Constance Ring by Amalie Skram
This is a digital, free version of Constance Ring (English Wikipedia), Constance Ring (Norwegian Wikipedia) by Amalie Skram (English Wikipedia), Amalie Skram (Norwegian Wikipedia). It is based of a scan of the book published in 1943 publication by Gyldendal, available at the Norwegian National Library.
The book is available in the public domain license. This license allows republication of the material, even for commercial purposed.
However, this edition of the book is available under the CC BY-SA 4.0 license allowing for commercial reproduction of the book as long as it is attributed back to this book. See LICENSE.md for details.
Conversion
This book is created by downloading the PDF with all the pages from nb.no, extracting the images and then performing OCR on them. The default OCR from the national library wasn't very good.

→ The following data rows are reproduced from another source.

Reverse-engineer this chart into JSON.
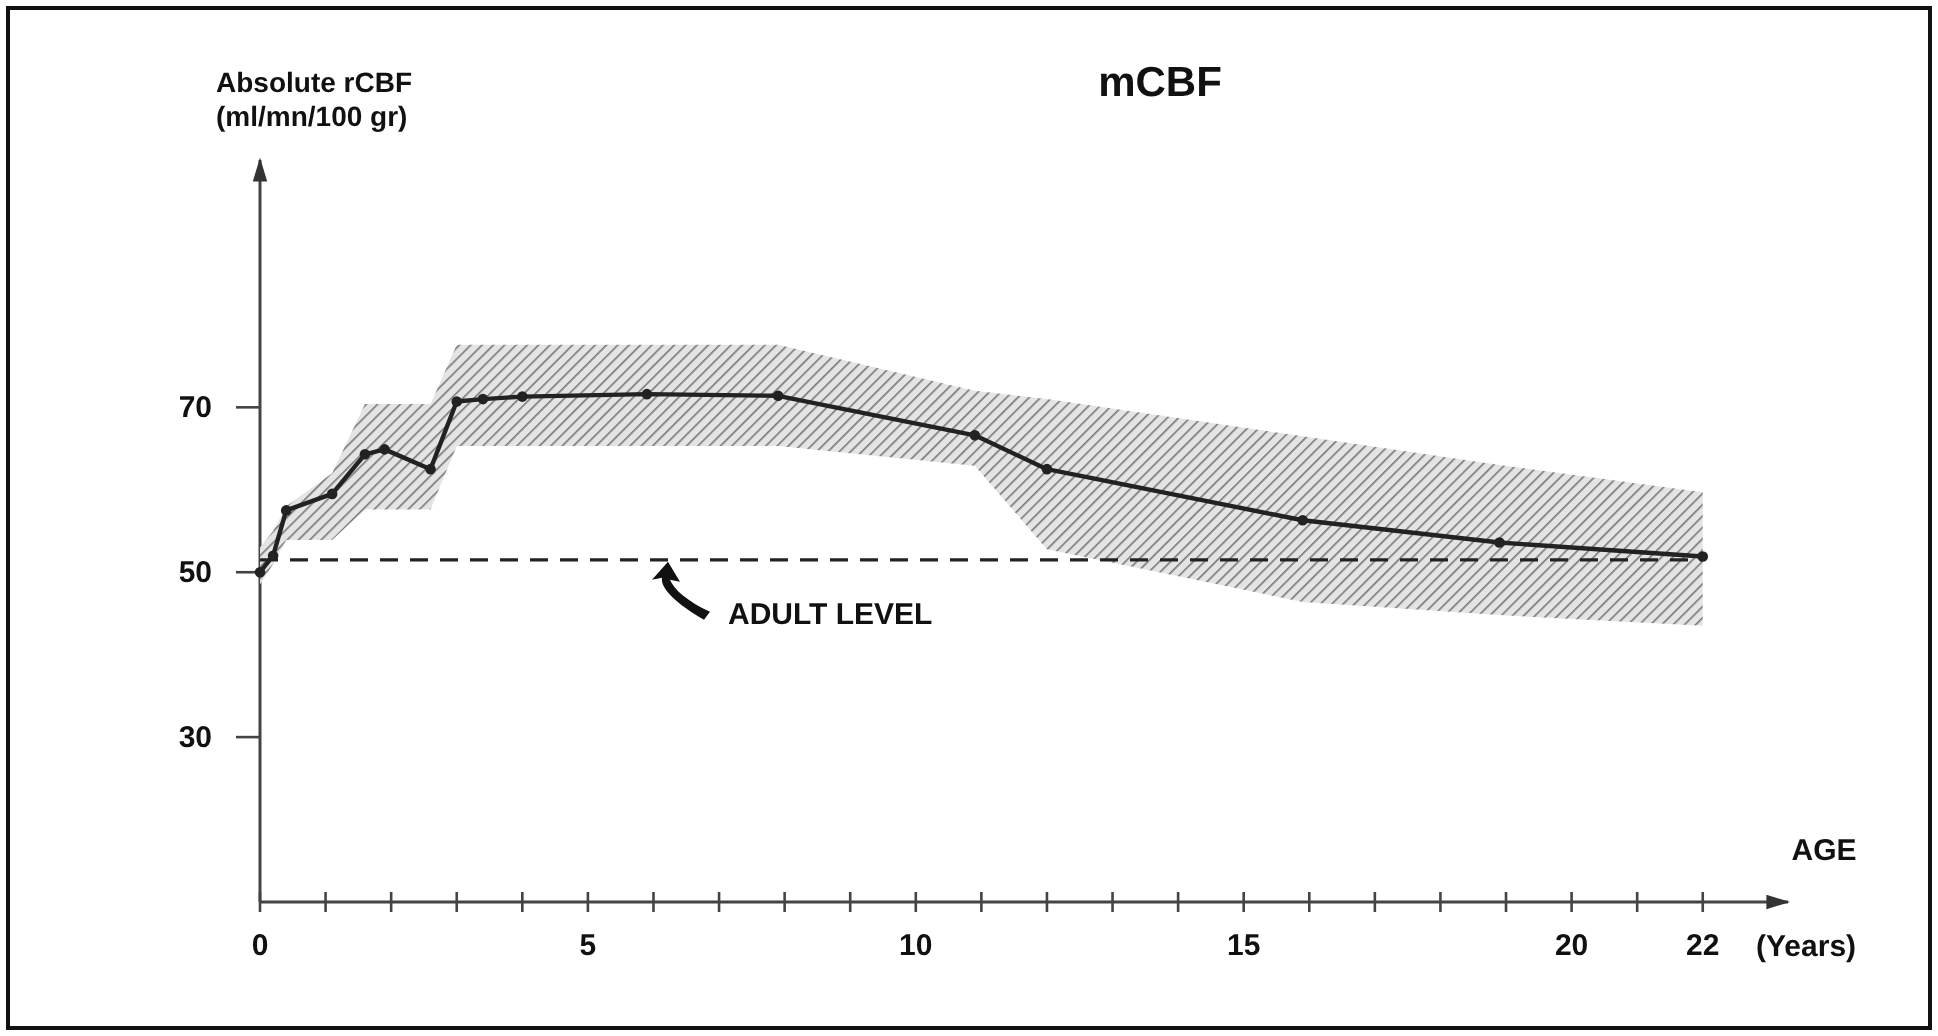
{
  "chart_data": {
    "type": "line",
    "title": "mCBF",
    "xlabel": "AGE",
    "ylabel": "Absolute rCBF\n(ml/mn/100 gr)",
    "annotations": [
      "(Years)"
    ],
    "x": [
      0,
      0.2,
      0.4,
      1.1,
      1.6,
      1.9,
      2.6,
      3.0,
      3.4,
      4.0,
      5.9,
      7.9,
      10.9,
      12,
      15.9,
      18.9,
      22
    ],
    "series": [
      {
        "color": "#222222",
        "values": [
          50,
          52,
          57.5,
          59.5,
          64.3,
          64.9,
          62.5,
          70.7,
          71,
          71.3,
          71.6,
          71.4,
          66.6,
          62.5,
          56.3,
          53.6,
          51.9
        ],
        "upper": [
          53,
          55,
          58,
          62,
          70.4,
          70.4,
          70.4,
          77.6,
          77.6,
          77.6,
          77.6,
          77.6,
          72,
          71,
          66.5,
          63,
          59.7
        ],
        "lower": [
          48.5,
          51,
          53.9,
          53.9,
          57.6,
          57.6,
          57.6,
          65.3,
          65.3,
          65.3,
          65.3,
          65.3,
          62.9,
          52.8,
          46.4,
          44.8,
          43.5
        ]
      }
    ],
    "ref_lines": [
      {
        "axis": "y",
        "value": 51.5,
        "label": "ADULT LEVEL",
        "line_style": "dashed",
        "color": "#222222"
      }
    ],
    "xlim": [
      0,
      23.3
    ],
    "ylim": [
      10,
      100
    ],
    "xticks": [
      0,
      {
        "value": 1,
        "label": null
      },
      {
        "value": 2,
        "label": null
      },
      {
        "value": 3,
        "label": null
      },
      {
        "value": 4,
        "label": null
      },
      5,
      {
        "value": 6,
        "label": null
      },
      {
        "value": 7,
        "label": null
      },
      {
        "value": 8,
        "label": null
      },
      {
        "value": 9,
        "label": null
      },
      10,
      {
        "value": 11,
        "label": null
      },
      {
        "value": 12,
        "label": null
      },
      {
        "value": 13,
        "label": null
      },
      {
        "value": 14,
        "label": null
      },
      15,
      {
        "value": 16,
        "label": null
      },
      {
        "value": 17,
        "label": null
      },
      {
        "value": 18,
        "label": null
      },
      {
        "value": 19,
        "label": null
      },
      20,
      {
        "value": 21,
        "label": null
      },
      22
    ],
    "yticks": [
      30,
      50,
      70
    ],
    "marker": "circle",
    "line_style": "solid",
    "grid": false
  }
}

The text files are then slightly massaged by removing headers and footers, making chapters headers into Markdown headers and de-hyphentating the text.
The Epub is then generated by Pandoc.
Proofreading
Run make spellcheck-words
to run hunspell over the document. It will read
dict
as the personal dictionary and output any misspelled words into
spellcheck-words
.
The book is written in a much older Norwegian that what the dictionary contains so there are many misidentifications.
Process:
For each word in spellcheck-words
:
- Check if the word is in the original PDF. If so, add it to the dictionary. This happends when the word is just too old.
- Check with manual spellcheck with
make spellcheck
. This is more tedious as it runs through the entire document from the beginning.
Hunspell
Hunspell has affix (.aff) files and dictionary (.dic) files. The documentation
claims that it should be possible to load single .dic
files as "special
dictionaries", however I can't get that to work.
However, the base Norwegian affix file can be used as the affix file for the spellchecker by creating a symlink, problem solved.